Months after the incident, Carr checked into a local hospital for dizzy spells. During this time, he called Mrs. Campbell, telling her to go over to his garage to make sure he locked the door because he had "valuable tools and things in there". Mrs. Campbell did not, as her husband was at work, and she was suspicious of Carr after Sgt. Robert Grubbs told her of his possible involvement in the disappearance of Lois. While he was in fact admitted to the hospital, the night of the call, a nurse found Carr and his clothes missing from his room. He returned the following morning, complaining of breathing problems.

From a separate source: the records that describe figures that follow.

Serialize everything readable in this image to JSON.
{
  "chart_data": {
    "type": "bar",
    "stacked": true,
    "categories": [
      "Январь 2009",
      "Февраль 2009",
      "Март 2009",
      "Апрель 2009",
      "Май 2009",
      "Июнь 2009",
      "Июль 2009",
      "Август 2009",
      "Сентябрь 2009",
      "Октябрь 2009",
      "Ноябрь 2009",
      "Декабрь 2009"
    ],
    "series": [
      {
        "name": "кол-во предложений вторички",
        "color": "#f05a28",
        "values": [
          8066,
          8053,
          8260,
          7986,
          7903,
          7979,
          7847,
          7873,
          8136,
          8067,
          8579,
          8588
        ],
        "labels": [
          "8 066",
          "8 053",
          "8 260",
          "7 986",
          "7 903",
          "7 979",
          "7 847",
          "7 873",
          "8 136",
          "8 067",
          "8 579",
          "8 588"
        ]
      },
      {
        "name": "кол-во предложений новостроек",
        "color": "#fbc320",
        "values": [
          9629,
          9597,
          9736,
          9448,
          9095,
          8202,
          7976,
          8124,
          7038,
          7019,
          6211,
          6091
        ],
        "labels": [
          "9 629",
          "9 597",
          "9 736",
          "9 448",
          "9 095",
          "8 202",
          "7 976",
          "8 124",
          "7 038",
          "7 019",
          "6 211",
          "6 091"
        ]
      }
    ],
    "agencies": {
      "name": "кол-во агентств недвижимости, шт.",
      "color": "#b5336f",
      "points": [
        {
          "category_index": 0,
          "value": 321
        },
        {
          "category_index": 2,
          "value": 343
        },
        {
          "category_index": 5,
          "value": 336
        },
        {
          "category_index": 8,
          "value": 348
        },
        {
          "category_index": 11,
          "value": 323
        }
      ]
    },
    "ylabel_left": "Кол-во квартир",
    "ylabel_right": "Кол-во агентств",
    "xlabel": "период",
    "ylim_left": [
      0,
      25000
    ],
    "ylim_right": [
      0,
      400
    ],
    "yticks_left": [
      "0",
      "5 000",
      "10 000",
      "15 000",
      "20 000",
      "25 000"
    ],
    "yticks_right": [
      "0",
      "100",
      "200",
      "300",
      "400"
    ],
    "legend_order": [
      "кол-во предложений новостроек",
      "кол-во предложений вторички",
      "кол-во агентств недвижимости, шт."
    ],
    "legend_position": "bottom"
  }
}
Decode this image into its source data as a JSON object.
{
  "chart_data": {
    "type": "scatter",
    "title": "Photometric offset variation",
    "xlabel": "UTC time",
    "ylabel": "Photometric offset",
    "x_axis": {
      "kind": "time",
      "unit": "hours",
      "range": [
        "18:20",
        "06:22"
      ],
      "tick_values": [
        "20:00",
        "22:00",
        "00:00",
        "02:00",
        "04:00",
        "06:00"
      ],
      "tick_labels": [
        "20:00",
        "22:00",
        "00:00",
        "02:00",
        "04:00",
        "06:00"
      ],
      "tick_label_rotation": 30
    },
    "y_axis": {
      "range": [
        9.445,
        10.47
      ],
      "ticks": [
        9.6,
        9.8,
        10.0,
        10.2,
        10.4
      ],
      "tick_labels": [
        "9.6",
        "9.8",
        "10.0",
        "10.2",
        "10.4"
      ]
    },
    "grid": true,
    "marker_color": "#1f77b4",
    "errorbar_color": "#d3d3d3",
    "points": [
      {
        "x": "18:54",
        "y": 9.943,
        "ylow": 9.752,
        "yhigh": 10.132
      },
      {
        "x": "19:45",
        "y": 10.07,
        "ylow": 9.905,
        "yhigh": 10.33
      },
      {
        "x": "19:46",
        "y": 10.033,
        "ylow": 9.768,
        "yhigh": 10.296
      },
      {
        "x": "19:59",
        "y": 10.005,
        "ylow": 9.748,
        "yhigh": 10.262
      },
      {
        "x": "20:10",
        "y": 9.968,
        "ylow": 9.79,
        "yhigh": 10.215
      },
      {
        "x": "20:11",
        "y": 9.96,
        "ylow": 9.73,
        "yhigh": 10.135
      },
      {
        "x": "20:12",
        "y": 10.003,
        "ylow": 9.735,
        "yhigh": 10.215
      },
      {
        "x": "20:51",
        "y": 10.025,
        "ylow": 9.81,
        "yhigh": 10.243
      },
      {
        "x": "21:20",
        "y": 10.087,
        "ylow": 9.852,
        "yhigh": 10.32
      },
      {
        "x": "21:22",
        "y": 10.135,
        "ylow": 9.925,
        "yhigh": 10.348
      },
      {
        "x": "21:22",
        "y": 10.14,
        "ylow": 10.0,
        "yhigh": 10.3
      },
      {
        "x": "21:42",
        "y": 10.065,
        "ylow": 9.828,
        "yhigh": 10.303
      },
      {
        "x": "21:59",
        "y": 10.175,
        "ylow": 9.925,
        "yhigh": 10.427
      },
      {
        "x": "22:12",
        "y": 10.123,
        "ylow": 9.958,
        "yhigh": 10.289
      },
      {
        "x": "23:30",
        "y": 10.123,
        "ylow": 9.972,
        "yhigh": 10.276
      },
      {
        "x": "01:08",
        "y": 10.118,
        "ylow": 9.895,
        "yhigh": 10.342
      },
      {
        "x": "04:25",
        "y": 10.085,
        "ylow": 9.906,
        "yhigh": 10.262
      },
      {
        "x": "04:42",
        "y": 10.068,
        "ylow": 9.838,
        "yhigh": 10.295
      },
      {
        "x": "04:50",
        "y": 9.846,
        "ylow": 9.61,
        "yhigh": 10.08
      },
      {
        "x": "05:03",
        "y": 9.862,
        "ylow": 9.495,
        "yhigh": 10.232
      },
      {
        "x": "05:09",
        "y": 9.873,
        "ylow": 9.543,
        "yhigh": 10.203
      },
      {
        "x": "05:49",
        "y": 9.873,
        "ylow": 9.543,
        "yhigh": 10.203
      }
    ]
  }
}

Days after his death, a 7-year-old girl identified Carr as the man who had enticed her into a vehicle and sodomized her two years earlier. Police also considered him a suspect in an August 19, 1975, attack on three teenage girls from Indianapolis. While hitchhiking, they were driven to a cornfield in nearby Hancock County, where they were bound, raped, and slashed. However, the perpetrator of that crime was identified in 2024 as Thomas Edward Williams, a sex offender who died in a Texas prison in 1983. Forensic genealogy and DNA were used to link him to the crime.